Show Review (The Troubadour, Los Angeles)

    Attend a Pedro the Lion concert and lead singer David Bazaan will likely, between beers, open up the floor to a Q&A session. On a wispy winter day in New Orleans some years ago, a fan asked Bazaan why his longtime friend and sometime collaborator Damien Jurado didn’t tour more. Dave told the crowd Damien was a reclusive type, but that he was doing his best to get him to take to the road.




    Thankfully, Bazaan must be persuasive. Jurado now routinely ventures out of the Pacific Northwest. He must like touring — and the intimacy it provides with his fans: He’s offered up a series of limited-copy vinyl releases that can only be found at his live shows.

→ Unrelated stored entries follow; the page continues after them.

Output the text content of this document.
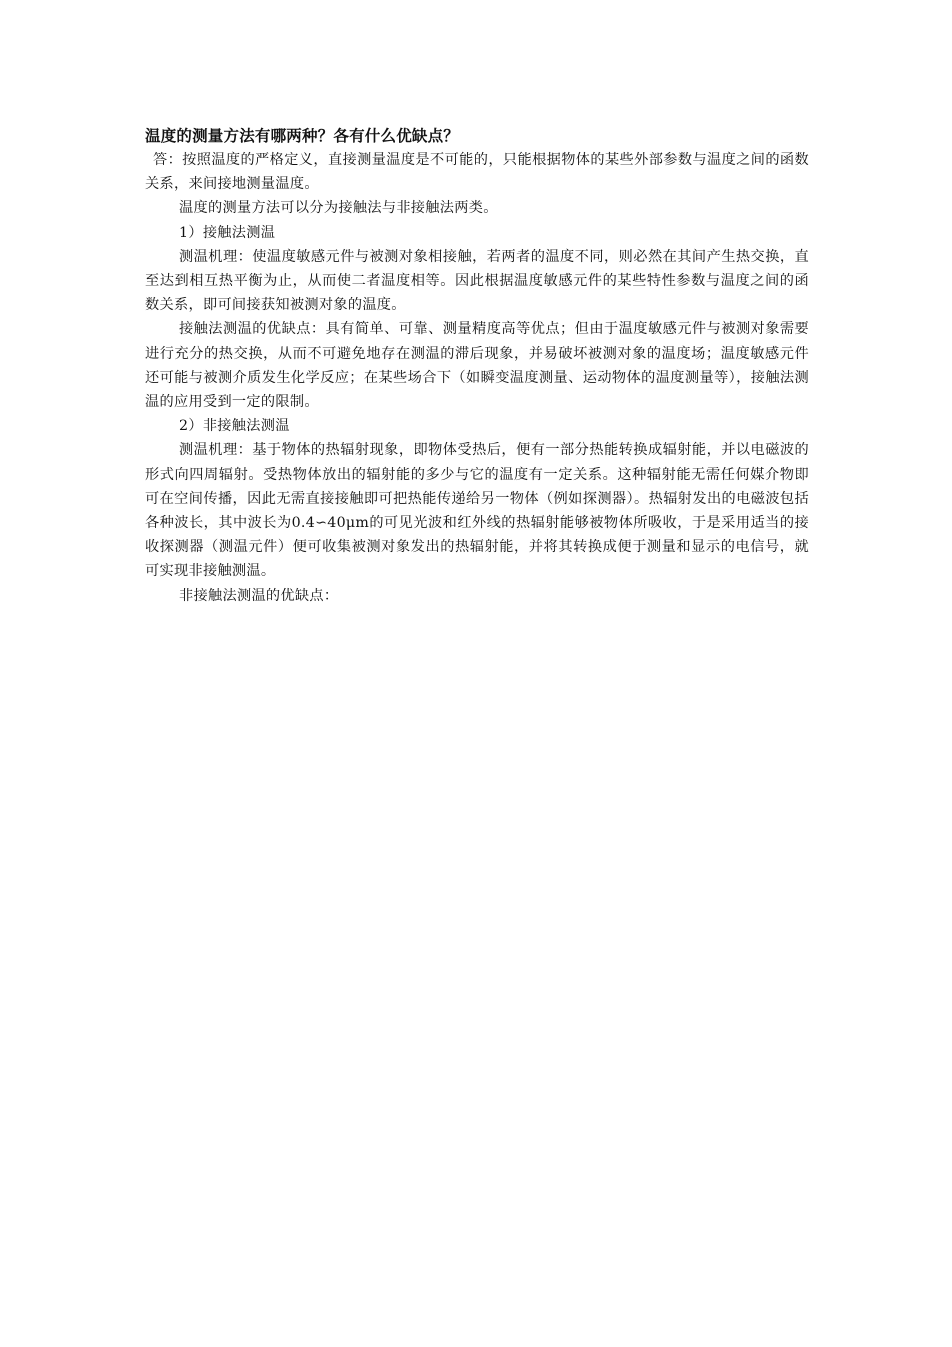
温度的测量方法有哪两种？各有什么优缺点？

答：按照温度的严格定义，直接测量温度是不可能的，只能根据物体的某些外部参数与温度之间的函数关系，来间接地测量温度。

温度的测量方法可以分为接触法与非接触法两类。

1）接触法测温

测温机理：使温度敏感元件与被测对象相接触，若两者的温度不同，则必然在其间产生热交换，直至达到相互热平衡为止，从而使二者温度相等。因此根据温度敏感元件的某些特性参数与温度之间的函数关系，即可间接获知被测对象的温度。

接触法测温的优缺点：具有简单、可靠、测量精度高等优点；但由于温度敏感元件与被测对象需要进行充分的热交换，从而不可避免地存在测温的滞后现象，并易破坏被测对象的温度场；温度敏感元件还可能与被测介质发生化学反应；在某些场合下（如瞬变温度测量、运动物体的温度测量等），接触法测温的应用受到一定的限制。

2）非接触法测温

测温机理：基于物体的热辐射现象，即物体受热后，便有一部分热能转换成辐射能，并以电磁波的形式向四周辐射。受热物体放出的辐射能的多少与它的温度有一定关系。这种辐射能无需任何媒介物即可在空间传播，因此无需直接接触即可把热能传递给另一物体（例如探测器）。热辐射发出的电磁波包括各种波长，其中波长为0.4∽40μm的可见光波和红外线的热辐射能够被物体所吸收，于是采用适当的接收探测器（测温元件）便可收集被测对象发出的热辐射能，并将其转换成便于测量和显示的电信号，就可实现非接触测温。

非接触法测温的优缺点：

    It takes some real brass ones to start a show with a song with the first line, “Here comes a big letdown.” But Jurado pulled it off on March 3 at the Troubadour, and followed it up with a set that defied that dour prediction. To call it a religious experience would approach redundancy. Jurado, who like Bazaan often tinges his songs with Christian themes, opened for Low, a band based around a married Mormon couple.


    Jurado was joined onstage by long-time collaborator Eric Fisher and relative newcomer to the Jurado fold Jenna Conrad. Fisher mainly brushed lightly on the drums, sometimes getting out from behind the kit to play a quiet electric guitar, keyboards, even harmonium at one point. Conrad played cello, an instrument I’ve never seen Jurado perform live with. It was a beautiful addition to the performance, and so were the times she put her bow down to focus on harmonizing amazingly with Jurado.


    The trio played mostly new material, including songs off Jurado’s 2005 album, On My Way to Absence. One standout exception was “Abilene,” made somehow even more baroque and haunting in this setting. For the final song, Jurado himself went behind the kit to crescendo up some cymbal rolls while belting out guttural howls. Jurado usually gets the most praise for the storytelling in his songwriting, but as this wordless finale showed off, Jurado’s voice can hold its own with anyone in indie rock.


    Now, if only Bazaan had Jeff Mangum on speed dial.